The Office of Management and Budget’s efforts at real property disposal were given a mixed review by David Wise, director of the Government Accountability Office’s Physical Infrastructure Team. Wise said OMB has not fully implemented past recommendations on standardizing data and definitions for such tasks as deferred maintenance and repair.
Defending the administration’s efforts was Michael Gelber, deputy commissioner of the General Services Administration’s Public Buildings Service, who described the partnership between his agency, OMB and the inter-agency Federal Real Property Council. In fiscal 2013, Gelber said, GSA sold or transferred 213 facilities across the country, generating $97.7 million in sales. In fiscal 2014 so far, it has sold or transferred an additional 223 facilities nationwide, generating $29.3 million in sales.
David Mader, controller at OMB’s Office of Federal Financial Management, said the administration has been active in “senior-level talks to take a more aggressive stance” on excess properties. “Budgets are not getting larger,” he said, “and we are committed to move forward in partnership with GSA” in implementing a National Real Property Strategy first called for by President Obama in 2010.

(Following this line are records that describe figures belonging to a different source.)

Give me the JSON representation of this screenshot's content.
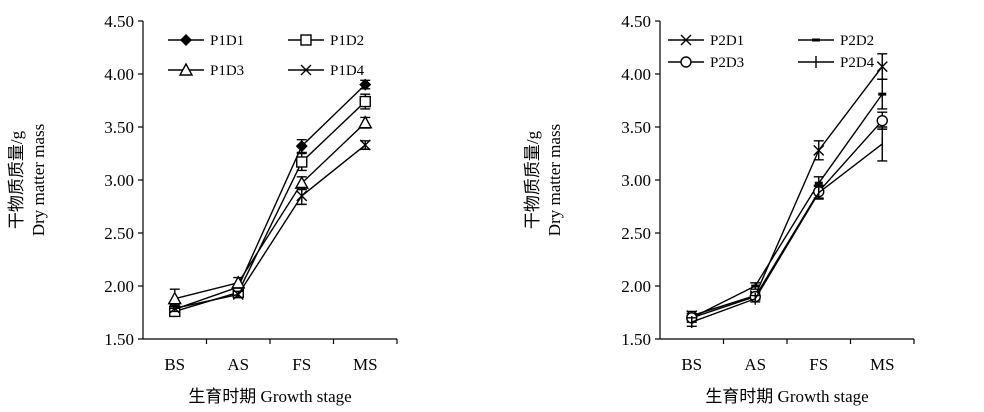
{
  "chart_data": [
    {
      "type": "line",
      "categories": [
        "BS",
        "AS",
        "FS",
        "MS"
      ],
      "xlabel": "生育时期   Growth stage",
      "ylabel_cn": "干物质质量/g",
      "ylabel_en": "Dry  matter mass",
      "ylim": [
        1.5,
        4.5
      ],
      "yticks": [
        "1.50",
        "2.00",
        "2.50",
        "3.00",
        "3.50",
        "4.00",
        "4.50"
      ],
      "grid": false,
      "legend": "top-left",
      "series": [
        {
          "name": "P1D1",
          "marker": "diamond",
          "values": [
            1.78,
            1.99,
            3.32,
            3.9
          ],
          "errors": [
            0.03,
            0.03,
            0.06,
            0.04
          ]
        },
        {
          "name": "P1D2",
          "marker": "square",
          "values": [
            1.76,
            1.94,
            3.17,
            3.74
          ],
          "errors": [
            0.03,
            0.04,
            0.08,
            0.07
          ]
        },
        {
          "name": "P1D3",
          "marker": "triangle",
          "values": [
            1.88,
            2.03,
            2.97,
            3.54
          ],
          "errors": [
            0.09,
            0.05,
            0.06,
            0.05
          ]
        },
        {
          "name": "P1D4",
          "marker": "x",
          "values": [
            1.79,
            1.92,
            2.85,
            3.33
          ],
          "errors": [
            0.03,
            0.03,
            0.08,
            0.04
          ]
        }
      ]
    },
    {
      "type": "line",
      "categories": [
        "BS",
        "AS",
        "FS",
        "MS"
      ],
      "xlabel": "生育时期   Growth stage",
      "ylabel_cn": "干物质质量/g",
      "ylabel_en": "Dry  matter mass",
      "ylim": [
        1.5,
        4.5
      ],
      "yticks": [
        "1.50",
        "2.00",
        "2.50",
        "3.00",
        "3.50",
        "4.00",
        "4.50"
      ],
      "grid": false,
      "legend": "top-left",
      "series": [
        {
          "name": "P2D1",
          "marker": "x",
          "values": [
            1.72,
            1.91,
            3.28,
            4.07
          ],
          "errors": [
            0.04,
            0.03,
            0.09,
            0.12
          ]
        },
        {
          "name": "P2D2",
          "marker": "dash",
          "values": [
            1.7,
            2.0,
            2.97,
            3.81
          ],
          "errors": [
            0.04,
            0.03,
            0.06,
            0.14
          ]
        },
        {
          "name": "P2D3",
          "marker": "circle",
          "values": [
            1.7,
            1.9,
            2.89,
            3.56
          ],
          "errors": [
            0.04,
            0.03,
            0.06,
            0.08
          ]
        },
        {
          "name": "P2D4",
          "marker": "plus",
          "values": [
            1.66,
            1.88,
            2.88,
            3.34
          ],
          "errors": [
            0.04,
            0.03,
            0.06,
            0.16
          ]
        }
      ]
    }
  ]
}
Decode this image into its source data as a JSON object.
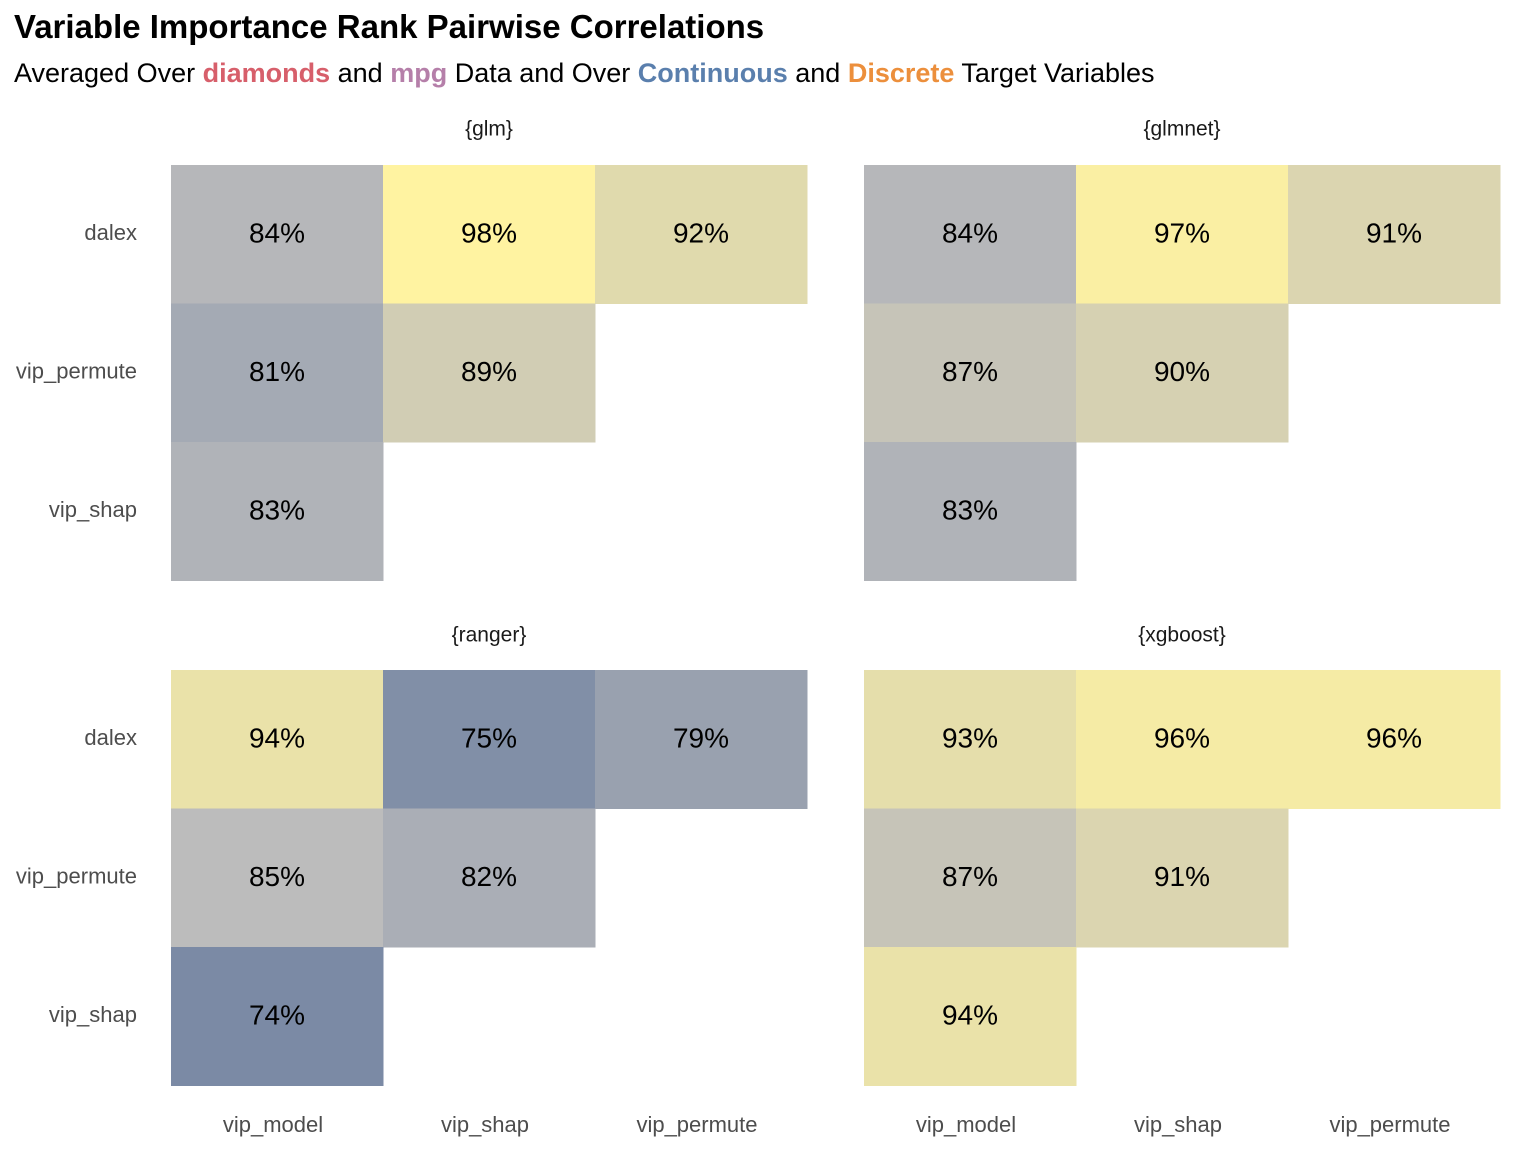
{
  "title": "Variable Importance Rank Pairwise Correlations",
  "subtitle": {
    "t1": "Averaged Over ",
    "h1": "diamonds",
    "t2": " and ",
    "h2": "mpg",
    "t3": " Data and Over ",
    "h3": "Continuous",
    "t4": " and ",
    "h4": "Discrete",
    "t5": " Target Variables"
  },
  "colors": {
    "diamonds": "#d75f6b",
    "mpg": "#b57fa9",
    "continuous": "#5a7fad",
    "discrete": "#ec8f3c",
    "scale_low": "#7b8aa5",
    "scale_mid": "#bcbcbc",
    "scale_high": "#fff3a1"
  },
  "chart_data": {
    "type": "heatmap",
    "x_categories": [
      "vip_model",
      "vip_shap",
      "vip_permute"
    ],
    "y_categories": [
      "dalex",
      "vip_permute",
      "vip_shap"
    ],
    "value_format": "percent",
    "panels": [
      {
        "name": "{glm}",
        "cells": [
          {
            "x": "vip_model",
            "y": "dalex",
            "value": 84,
            "label": "84%"
          },
          {
            "x": "vip_shap",
            "y": "dalex",
            "value": 98,
            "label": "98%"
          },
          {
            "x": "vip_permute",
            "y": "dalex",
            "value": 92,
            "label": "92%"
          },
          {
            "x": "vip_model",
            "y": "vip_permute",
            "value": 81,
            "label": "81%"
          },
          {
            "x": "vip_shap",
            "y": "vip_permute",
            "value": 89,
            "label": "89%"
          },
          {
            "x": "vip_model",
            "y": "vip_shap",
            "value": 83,
            "label": "83%"
          }
        ]
      },
      {
        "name": "{glmnet}",
        "cells": [
          {
            "x": "vip_model",
            "y": "dalex",
            "value": 84,
            "label": "84%"
          },
          {
            "x": "vip_shap",
            "y": "dalex",
            "value": 97,
            "label": "97%"
          },
          {
            "x": "vip_permute",
            "y": "dalex",
            "value": 91,
            "label": "91%"
          },
          {
            "x": "vip_model",
            "y": "vip_permute",
            "value": 87,
            "label": "87%"
          },
          {
            "x": "vip_shap",
            "y": "vip_permute",
            "value": 90,
            "label": "90%"
          },
          {
            "x": "vip_model",
            "y": "vip_shap",
            "value": 83,
            "label": "83%"
          }
        ]
      },
      {
        "name": "{ranger}",
        "cells": [
          {
            "x": "vip_model",
            "y": "dalex",
            "value": 94,
            "label": "94%"
          },
          {
            "x": "vip_shap",
            "y": "dalex",
            "value": 75,
            "label": "75%"
          },
          {
            "x": "vip_permute",
            "y": "dalex",
            "value": 79,
            "label": "79%"
          },
          {
            "x": "vip_model",
            "y": "vip_permute",
            "value": 85,
            "label": "85%"
          },
          {
            "x": "vip_shap",
            "y": "vip_permute",
            "value": 82,
            "label": "82%"
          },
          {
            "x": "vip_model",
            "y": "vip_shap",
            "value": 74,
            "label": "74%"
          }
        ]
      },
      {
        "name": "{xgboost}",
        "cells": [
          {
            "x": "vip_model",
            "y": "dalex",
            "value": 93,
            "label": "93%"
          },
          {
            "x": "vip_shap",
            "y": "dalex",
            "value": 96,
            "label": "96%"
          },
          {
            "x": "vip_permute",
            "y": "dalex",
            "value": 96,
            "label": "96%"
          },
          {
            "x": "vip_model",
            "y": "vip_permute",
            "value": 87,
            "label": "87%"
          },
          {
            "x": "vip_shap",
            "y": "vip_permute",
            "value": 91,
            "label": "91%"
          },
          {
            "x": "vip_model",
            "y": "vip_shap",
            "value": 94,
            "label": "94%"
          }
        ]
      }
    ]
  }
}
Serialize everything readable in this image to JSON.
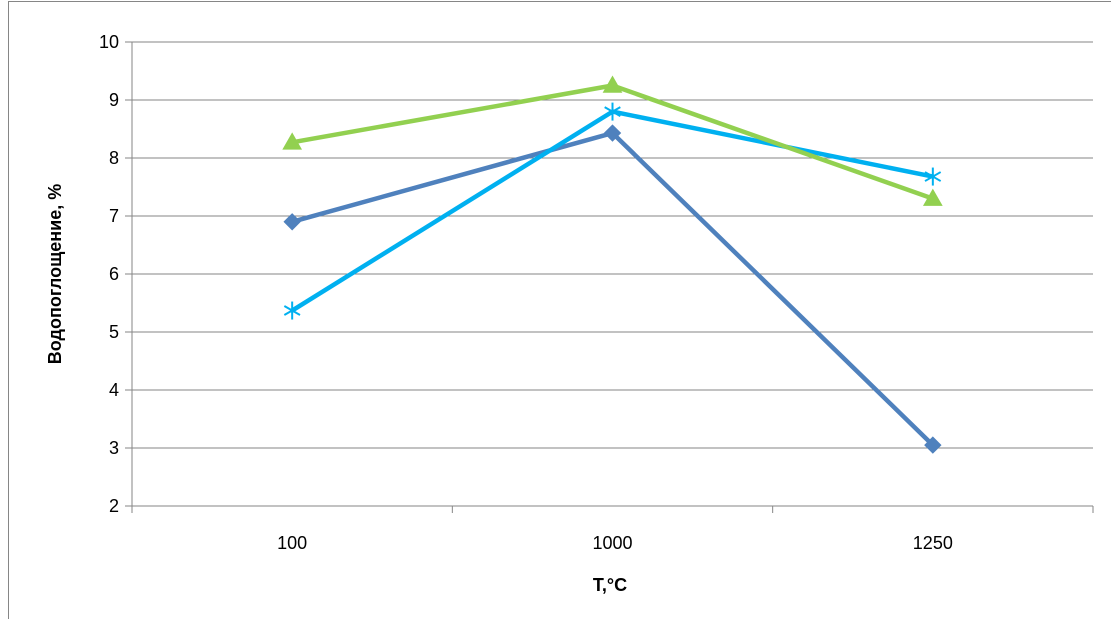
{
  "chart_data": {
    "type": "line",
    "title": "",
    "xlabel": "T,°C",
    "ylabel": "Водопоглощение, %",
    "categories": [
      "100",
      "1000",
      "1250"
    ],
    "ylim": [
      2,
      10
    ],
    "yticks": [
      2,
      3,
      4,
      5,
      6,
      7,
      8,
      9,
      10
    ],
    "grid": true,
    "legend": "none",
    "series": [
      {
        "color": "#4f81bd",
        "marker": "diamond",
        "values": [
          6.9,
          8.43,
          3.05
        ]
      },
      {
        "color": "#00b0f0",
        "marker": "asterisk",
        "values": [
          5.37,
          8.8,
          7.68
        ]
      },
      {
        "color": "#92d050",
        "marker": "triangle",
        "values": [
          8.27,
          9.25,
          7.3
        ]
      }
    ]
  }
}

That strategy has three prongs, Mader said: freezing the footprint, measuring performance in achieving efficiencies, and reducing the inventory of unneeded federal properties. The key to implementation, he said, is to “streamline process requirements” to create new real estate management tools, and to “invest to reduce costs.” For example, the recent consolidation of GSA in its newly revamped headquarters saved money by allowing the government to cancel leases elsewhere, he said.
James Sullivan, director of the Office of Asset Enterprise Management at Veterans Affairs, said his agency is one of the largest landowners and is unusual in that it owns 87 percent of its portfolio. “VA has been a leader in capital asset management planning,” he said. “VA was one of the first agencies to develop a highly structured, data-driven methodology by which to assess proposed major constructions projects.”
Both he and Mader said they could do better if Congress passed the administration-proposed Civilian Property Realignment Act, which would provide more tools and flexibility to overcome local opposition to disposal of some federal properties. It would create an outside board to pick properties for sale, similar to the Pentagon’s Base Closure and Realignment Commission. (A similar House bill is still in committee.)
Rep. Gerry Connolly, D-Va., agreed with Mica on the need to accelerate sales. But he noted that local priorities and historic preservation claims complicate the process and that some of the resistance to “doing the rational thing” comes from Congress. “It’s a management problem, perhaps we need a pilot program,” Connolly said.
In the end Mica complimented the GSA for “finding creative ways” to unload excess properties under Administrator Dan Tangherlini. Much of Tuesday’s testimony, Mica said, “was music to my ears.”